The effort dial is the lever most worth tuning. A rough cross-model mapping from Anthropic’s own guidance: Sonnet 5 at medium is comparable in intelligence to Sonnet 4.6 at high, and Sonnet 5 at high is comparable to Sonnet 4.6 at max. In practice that means you can often hold quality steady and step effort down a notch to cut latency and tokens, or hold effort and bank the capability gain. For the hardest agentic coding, xhigh is the new ceiling. Set it deliberately rather than inheriting the 4.6 default.
06 — Sonnet 5 Or Opus 4.8?Which model each step should call.
The benchmark gaps above translate into a simple routing rule: default to Sonnet 5 for the volume of agentic work, and escalate to Opus 4.8 only at the top of the difficulty range. The cleanest pipelines run a Sonnet 5 floor with an Opus 4.8 ceiling, switching models per step rather than per project — the shared tool surface and 1M context make those hand-offs cheap.
High-volume agentic work
Multi-step coding agents, browser and terminal automation, content and ops pipelines, RAG and tool-calling. With tools in the loop, Sonnet 5 is within ~2 points of Opus 4.8 at 40-60% of the price.
Hardest reasoning, no tools
SWE-bench Pro-class refactors and unaided reasoning, where Opus 4.8 keeps a ~6-point lead. When one hard decision is worth the premium, the flagship earns it.
Tiered agent pipelines
Run cheap steps — planning, retrieval, routine edits — on Sonnet 5 and escalate only the hardest sub-task to Opus 4.8. The shared API and 1M context keep the routing clean.
Before you switch a workload
Sonnet 5 uses a new tokenizer (~30% more tokens than 4.6) and adaptive thinking is on by default. Re-measure token counts and max_tokens, set effort deliberately, then evaluate on your own tasks.
07 — Putting It To WorkWhere a team starts today.
For a marketing or operations team, the practical opening is the work that was previously too token-expensive to automate at a frontier model’s price. Agent-written reporting, content pipelines that draft and self-check, lead-routing and CRM hygiene agents, browser automations that read dashboards and flag anomalies — these are high-volume, repetitive tasks where a near-flagship model at 40-60% of the cost changes the build-versus-skip calculation.
The sequencing we use with clients is the same regardless of model: prove value on a single well-scoped, low-risk workflow — usually read-only at first — add human-confirmed writes once the audit trail earns trust, and only then widen autonomy. Sonnet 5’s self-checking and tool fluency make that ramp faster, but the discipline is unchanged: scope tight, log everything, and route the occasional hard step to Opus 4.8 rather than over-paying for the whole pipeline. That scoping — which workflows, which guardrails, which model per step — is exactly where our agentic AI transformation engagements begin, before any model commitment. For teams rolling agents out at scale, our enterprise deployment playbook covers the governance layer.

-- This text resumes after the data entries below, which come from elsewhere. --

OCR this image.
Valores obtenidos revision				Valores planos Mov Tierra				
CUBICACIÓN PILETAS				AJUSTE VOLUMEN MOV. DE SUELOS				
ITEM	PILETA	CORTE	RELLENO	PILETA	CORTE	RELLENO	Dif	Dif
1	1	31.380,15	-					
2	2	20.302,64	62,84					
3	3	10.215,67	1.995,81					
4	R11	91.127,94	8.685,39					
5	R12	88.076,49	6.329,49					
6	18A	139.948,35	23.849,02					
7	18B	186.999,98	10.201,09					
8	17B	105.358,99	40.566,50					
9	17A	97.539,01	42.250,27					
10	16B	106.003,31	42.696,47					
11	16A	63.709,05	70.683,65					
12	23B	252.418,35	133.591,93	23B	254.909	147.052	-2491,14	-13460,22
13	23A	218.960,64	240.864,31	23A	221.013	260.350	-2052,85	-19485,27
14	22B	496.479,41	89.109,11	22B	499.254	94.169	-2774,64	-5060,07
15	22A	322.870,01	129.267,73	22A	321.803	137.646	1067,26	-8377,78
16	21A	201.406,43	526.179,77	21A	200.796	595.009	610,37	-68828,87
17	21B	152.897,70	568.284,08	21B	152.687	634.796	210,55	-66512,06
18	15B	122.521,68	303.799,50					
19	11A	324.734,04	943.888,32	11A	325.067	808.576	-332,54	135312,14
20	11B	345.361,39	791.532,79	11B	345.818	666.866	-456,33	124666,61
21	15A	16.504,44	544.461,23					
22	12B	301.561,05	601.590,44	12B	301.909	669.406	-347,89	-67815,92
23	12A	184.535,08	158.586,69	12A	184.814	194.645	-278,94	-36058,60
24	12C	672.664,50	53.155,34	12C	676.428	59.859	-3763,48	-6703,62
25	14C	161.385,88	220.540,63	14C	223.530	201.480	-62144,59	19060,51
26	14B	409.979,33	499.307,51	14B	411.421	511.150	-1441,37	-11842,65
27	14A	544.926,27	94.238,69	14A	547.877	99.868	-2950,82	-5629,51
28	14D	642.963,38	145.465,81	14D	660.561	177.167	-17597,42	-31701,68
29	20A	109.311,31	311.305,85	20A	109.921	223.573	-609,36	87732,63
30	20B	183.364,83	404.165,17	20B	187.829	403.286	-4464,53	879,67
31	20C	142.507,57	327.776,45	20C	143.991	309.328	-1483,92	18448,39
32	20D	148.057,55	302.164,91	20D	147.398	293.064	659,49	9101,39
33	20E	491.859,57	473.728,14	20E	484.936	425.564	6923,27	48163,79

08 — ConclusionThe tier ceiling moves up.
A Sonnet that does most agentic work like a flagship, at a fraction of the price.
Claude Sonnet 5 is best read as a pricing event wearing a benchmark headline. On Anthropic’s own numbers it lands within a couple of points of Opus 4.8 wherever tools are in the loop — Terminal-Bench, computer use, knowledge work — and effectively ties the flagship on economic-value tasks. The honest qualifier is that those figures are first-party, and that Opus 4.8 keeps a real ~6-point lead on the hardest pure reasoning and end-to-end software tasks.
Keep the framing precise. This is not “Sonnet matches Opus.” It is “Sonnet now captures the part of the flagship that most production agents actually use, at 40-60% of the cost.” The hardest workloads still belong to Opus 4.8; the volume belongs to Sonnet 5. The teams that win will route between them deliberately rather than paying flagship prices for an average task.
The forward read is straightforward. When a Sonnet-tier model runs agents this close to the flagship, near-flagship agentic capability stops being a premium line item and starts being the default floor. That, not a fraction of a benchmark point, is what this release actually changes.